At one time, John McCain said the worst thing that ever happened to him, Vietnam included, was the so-called Keating 5 scandal. "The Vietnamese," he would...

At one time, John McCain said the worst thing that ever happened to him, Vietnam included, was the so-called Keating 5 scandal. "The Vietnamese," he would say, "didn't question my honor."

Among McCain's earliest benefactors in Arizona was Lincoln Savings and Loan chief Charles Keating Jr., who filled McCain's campaign coffers with more than $100,000 and hosted the McCains multiple times at his vacation home in the Bahamas.
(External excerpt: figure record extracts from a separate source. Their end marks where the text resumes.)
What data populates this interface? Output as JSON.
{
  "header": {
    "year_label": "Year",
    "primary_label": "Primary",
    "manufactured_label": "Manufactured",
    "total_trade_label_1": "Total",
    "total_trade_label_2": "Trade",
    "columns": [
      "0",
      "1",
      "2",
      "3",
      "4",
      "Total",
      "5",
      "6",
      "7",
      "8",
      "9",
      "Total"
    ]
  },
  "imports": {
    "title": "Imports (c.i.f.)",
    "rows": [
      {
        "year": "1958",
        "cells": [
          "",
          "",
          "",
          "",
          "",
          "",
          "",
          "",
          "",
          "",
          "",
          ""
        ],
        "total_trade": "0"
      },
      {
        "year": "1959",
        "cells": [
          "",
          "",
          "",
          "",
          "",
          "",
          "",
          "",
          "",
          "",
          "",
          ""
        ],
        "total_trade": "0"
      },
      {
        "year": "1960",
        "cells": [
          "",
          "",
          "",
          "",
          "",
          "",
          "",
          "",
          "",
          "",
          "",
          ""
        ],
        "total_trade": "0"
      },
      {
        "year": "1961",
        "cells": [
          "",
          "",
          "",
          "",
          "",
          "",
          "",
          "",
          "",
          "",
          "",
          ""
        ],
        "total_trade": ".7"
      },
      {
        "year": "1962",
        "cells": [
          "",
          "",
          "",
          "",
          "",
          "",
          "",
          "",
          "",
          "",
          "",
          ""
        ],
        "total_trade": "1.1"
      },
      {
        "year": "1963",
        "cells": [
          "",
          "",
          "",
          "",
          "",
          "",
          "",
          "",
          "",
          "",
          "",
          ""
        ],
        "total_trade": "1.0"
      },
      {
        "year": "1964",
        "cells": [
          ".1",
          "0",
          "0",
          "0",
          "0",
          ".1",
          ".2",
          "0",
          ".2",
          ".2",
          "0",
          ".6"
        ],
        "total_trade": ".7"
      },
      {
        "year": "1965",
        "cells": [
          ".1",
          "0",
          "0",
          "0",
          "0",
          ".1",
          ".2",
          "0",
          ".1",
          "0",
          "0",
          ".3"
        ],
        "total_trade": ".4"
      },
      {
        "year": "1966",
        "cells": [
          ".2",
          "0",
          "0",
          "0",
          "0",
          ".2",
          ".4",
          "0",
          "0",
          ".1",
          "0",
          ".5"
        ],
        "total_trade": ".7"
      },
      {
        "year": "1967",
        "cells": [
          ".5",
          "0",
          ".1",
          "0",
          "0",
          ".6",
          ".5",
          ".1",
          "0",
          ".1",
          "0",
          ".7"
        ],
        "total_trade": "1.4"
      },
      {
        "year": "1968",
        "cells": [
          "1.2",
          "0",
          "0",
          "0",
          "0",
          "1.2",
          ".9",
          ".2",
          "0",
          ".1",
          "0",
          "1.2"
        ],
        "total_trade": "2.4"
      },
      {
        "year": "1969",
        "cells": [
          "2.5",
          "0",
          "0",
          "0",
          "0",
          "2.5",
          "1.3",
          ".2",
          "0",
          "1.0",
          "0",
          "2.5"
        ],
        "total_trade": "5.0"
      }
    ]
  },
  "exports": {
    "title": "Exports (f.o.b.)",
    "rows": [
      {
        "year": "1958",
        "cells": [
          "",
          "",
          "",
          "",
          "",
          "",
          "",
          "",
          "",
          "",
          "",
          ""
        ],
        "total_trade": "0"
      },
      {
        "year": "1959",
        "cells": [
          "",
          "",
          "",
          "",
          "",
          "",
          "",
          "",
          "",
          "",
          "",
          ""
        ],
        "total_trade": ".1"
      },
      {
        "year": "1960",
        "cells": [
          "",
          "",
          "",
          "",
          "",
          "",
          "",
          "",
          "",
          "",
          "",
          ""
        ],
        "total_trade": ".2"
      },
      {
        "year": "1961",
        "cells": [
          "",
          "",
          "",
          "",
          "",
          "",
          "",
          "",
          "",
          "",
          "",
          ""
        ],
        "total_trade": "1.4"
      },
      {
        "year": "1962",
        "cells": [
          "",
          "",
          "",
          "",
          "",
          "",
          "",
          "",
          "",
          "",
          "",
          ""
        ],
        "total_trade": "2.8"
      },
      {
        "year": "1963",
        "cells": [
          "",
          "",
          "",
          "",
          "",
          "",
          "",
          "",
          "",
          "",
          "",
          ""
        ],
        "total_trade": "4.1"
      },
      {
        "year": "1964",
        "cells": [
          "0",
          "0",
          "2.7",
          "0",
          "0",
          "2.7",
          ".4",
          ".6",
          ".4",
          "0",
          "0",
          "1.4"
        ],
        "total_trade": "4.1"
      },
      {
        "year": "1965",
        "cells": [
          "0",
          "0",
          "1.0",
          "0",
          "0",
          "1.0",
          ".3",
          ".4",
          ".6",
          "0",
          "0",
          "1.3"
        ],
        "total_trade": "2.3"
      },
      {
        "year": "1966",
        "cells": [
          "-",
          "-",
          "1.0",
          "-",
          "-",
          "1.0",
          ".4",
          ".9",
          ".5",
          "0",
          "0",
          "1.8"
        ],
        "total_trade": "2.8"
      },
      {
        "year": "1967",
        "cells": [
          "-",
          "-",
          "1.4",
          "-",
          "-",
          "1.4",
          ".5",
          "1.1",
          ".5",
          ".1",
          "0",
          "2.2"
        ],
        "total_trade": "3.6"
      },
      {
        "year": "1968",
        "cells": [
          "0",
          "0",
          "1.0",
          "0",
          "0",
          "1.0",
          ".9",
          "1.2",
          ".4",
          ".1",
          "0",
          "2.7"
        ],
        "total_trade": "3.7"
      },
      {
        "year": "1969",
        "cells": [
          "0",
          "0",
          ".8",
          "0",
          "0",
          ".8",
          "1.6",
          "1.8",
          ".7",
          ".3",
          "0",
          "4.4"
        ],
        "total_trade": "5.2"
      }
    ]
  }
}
Keating expected his largesse to be rewarded, and when federal regulators began looking into Lincoln's questionable lending practices and investments in the late 1980s, he turned to five senators whose coffers he had lined — Alan Cranston of California, Donald Riegle of Michigan, John Glenn of Ohio and both Arizona senators, Dennis DeConcini and McCain.

McCain attended two meetings with regulators at Keating's request. McCain's view was that he was seeking information on behalf of a constituent who was an important employer in his state. The regulators' view was that they were being pressured to act favorably for Keating.

Lincoln's collapse, the biggest of many savings and loan failures, cost taxpayers $2.6 billion. Keating spent four years in jail, before his sentence was overturned on a technicality, and the Keating 5, as the senators came to be known, lived under an ethical cloud for years.

During the investigation, McCain revealed he and his wife, Cindy, had not reimbursed Keating for thousands of dollars in flights on his company jet to the Bahamas. The McCains blamed each other, reported McCain biographer Robert Timberg, causing the first rift in their marriage.

Then, The Arizona Republic published a report about an investment that Cindy McCain had made with her father in a shopping-mall project owned by a Keating company.

In 1991, McCain, along with his four Democratic colleagues, was found guilty by the Senate Ethics Committee of using "poor judgment" for attending the meetings with regulators on Keating's behalf.

"I watched John just crumble," Cindy McCain told Timberg. "I've seen the glow go out of him. This is a guy who could reach for the stars, and now he can't — or he won't."